In the current market, lawyers need every advantage they can find and they need to avoid any gaps on their resume. Hence, this LLM may be very helpful. Further, law firms now do not want to pay for the training of their associates and would rather have an associate that can hit the ground running.

In addition to the highly competent and qualified teaching (the best in their fields) and connections with all of the various regulators in DC creating an ideal and cutting edge learning environment, the connections and ability to gain experience at the regulators through the program (e.g., SEC, Treasury, OCC, FDIC, FERC, CFTC, etc.) are excellent. For the reasons stated above, and many others not stated, Georgetown University Law Center's LLM Program in Securities and Financial Regulation is probably the best program of its kind within the United States.
Although there are schools like Harvard, Columbia, etc. these schools, in this area of the law, are not in DC. Why is this important? Washington D.C. is the center of all financial regulation within the US and the center of all legal reforms in the areas of securities and banking law. When your professors walk (or take the Metro) directly from their highest ranking positions in Big Law or at the SEC, OCC, FDIC, CFTC, FERC, Treasury, FINRA etc. (most of whom have also previously worked in Big Law) you become the possible recipient of the best connections possible and are learning the most current and relevant information possible. Although much of the world still says "Wow!" when you say you went to Harvard, at the end of the day it comes down to what you know, who you know, and how well you can utilize these two things in your career.

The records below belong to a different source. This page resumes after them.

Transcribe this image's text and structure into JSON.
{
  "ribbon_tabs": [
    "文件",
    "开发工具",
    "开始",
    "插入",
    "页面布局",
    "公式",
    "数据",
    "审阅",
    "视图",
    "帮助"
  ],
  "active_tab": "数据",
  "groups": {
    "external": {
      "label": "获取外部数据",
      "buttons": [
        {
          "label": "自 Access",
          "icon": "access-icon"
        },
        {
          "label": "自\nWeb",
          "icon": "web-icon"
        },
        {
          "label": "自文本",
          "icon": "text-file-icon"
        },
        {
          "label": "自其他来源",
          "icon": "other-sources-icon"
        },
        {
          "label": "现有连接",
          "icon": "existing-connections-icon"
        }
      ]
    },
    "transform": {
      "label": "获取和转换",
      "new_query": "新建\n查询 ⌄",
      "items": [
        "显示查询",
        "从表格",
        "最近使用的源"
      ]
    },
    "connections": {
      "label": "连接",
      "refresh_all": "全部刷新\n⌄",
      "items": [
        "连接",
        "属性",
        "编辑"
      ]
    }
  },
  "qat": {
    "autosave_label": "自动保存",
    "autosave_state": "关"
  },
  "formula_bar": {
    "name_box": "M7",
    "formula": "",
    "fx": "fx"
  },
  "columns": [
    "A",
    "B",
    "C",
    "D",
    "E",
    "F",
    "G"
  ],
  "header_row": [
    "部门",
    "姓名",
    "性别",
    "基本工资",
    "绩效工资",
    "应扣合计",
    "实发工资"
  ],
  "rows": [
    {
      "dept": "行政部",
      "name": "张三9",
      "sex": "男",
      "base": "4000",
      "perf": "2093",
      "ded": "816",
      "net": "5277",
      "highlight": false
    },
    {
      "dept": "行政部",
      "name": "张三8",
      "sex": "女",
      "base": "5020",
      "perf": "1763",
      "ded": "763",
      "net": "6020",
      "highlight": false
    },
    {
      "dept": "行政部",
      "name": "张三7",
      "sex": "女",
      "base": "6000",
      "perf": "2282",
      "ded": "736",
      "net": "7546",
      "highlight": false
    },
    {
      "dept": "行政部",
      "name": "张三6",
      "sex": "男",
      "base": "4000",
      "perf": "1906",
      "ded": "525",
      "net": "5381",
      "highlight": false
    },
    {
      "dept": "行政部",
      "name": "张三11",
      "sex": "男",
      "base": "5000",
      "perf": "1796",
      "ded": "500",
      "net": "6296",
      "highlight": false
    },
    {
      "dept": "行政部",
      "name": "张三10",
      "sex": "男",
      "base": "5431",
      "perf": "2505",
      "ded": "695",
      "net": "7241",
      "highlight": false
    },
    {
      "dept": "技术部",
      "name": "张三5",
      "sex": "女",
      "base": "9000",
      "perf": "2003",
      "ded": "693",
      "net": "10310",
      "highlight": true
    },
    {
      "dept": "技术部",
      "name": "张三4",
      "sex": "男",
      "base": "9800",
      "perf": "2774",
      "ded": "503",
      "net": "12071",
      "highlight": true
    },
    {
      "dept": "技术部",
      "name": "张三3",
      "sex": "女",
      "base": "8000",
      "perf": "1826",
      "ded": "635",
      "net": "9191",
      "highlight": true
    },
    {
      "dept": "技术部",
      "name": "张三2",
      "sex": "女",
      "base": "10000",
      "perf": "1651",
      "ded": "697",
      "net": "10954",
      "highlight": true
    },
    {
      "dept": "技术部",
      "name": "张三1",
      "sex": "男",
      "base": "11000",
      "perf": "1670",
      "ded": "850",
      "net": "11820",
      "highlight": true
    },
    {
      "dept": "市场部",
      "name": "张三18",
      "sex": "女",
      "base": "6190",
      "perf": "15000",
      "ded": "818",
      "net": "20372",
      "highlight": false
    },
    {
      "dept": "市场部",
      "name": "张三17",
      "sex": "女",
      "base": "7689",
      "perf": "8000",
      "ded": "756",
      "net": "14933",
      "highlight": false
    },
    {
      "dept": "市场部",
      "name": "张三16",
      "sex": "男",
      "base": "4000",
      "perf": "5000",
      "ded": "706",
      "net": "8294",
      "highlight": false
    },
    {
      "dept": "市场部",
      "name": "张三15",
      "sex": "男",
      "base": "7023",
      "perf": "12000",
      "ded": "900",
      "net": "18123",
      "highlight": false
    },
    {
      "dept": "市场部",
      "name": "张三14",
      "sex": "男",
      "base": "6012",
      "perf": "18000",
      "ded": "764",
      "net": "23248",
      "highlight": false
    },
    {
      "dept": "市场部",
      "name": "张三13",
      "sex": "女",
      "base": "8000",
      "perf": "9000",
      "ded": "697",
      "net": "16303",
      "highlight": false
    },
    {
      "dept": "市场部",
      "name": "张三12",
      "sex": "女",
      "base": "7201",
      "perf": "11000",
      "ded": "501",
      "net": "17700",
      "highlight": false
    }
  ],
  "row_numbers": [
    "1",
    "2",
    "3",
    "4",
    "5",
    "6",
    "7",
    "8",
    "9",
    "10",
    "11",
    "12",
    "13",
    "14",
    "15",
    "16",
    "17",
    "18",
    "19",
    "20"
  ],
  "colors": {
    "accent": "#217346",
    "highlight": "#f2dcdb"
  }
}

The current legal market in the United States is probably and hopefully the worst those reading this will ever experience. Also, we should be out of this mess within a few years. Hereafter, things will get better for us all. Now is a good time to be obtaining an LLM in an area of the law that interests you and that will serve to connect you to many future employers. My recommendation is if you have a job then keep it and do the LLM part-time. If you don’t have a job and can’t find one, then seriously consider getting your LLM (full-time or part-time) from the best school possible in that particular area of the law because in the future this may be a new unspoken requirement in many fields of law such as securities and banking law. Please do not forget some important facts: 1) the law and the legal profession are both becoming more specialized and more complex; and 2) most employers today would rather hire someone that already has a strong foundation in their chosen field than to have to pay for and take valuable time to train that lawyer. Also, the proliferation of LLM programs is changing the landscape of the legal profession and “upping the ante” as they say in poker.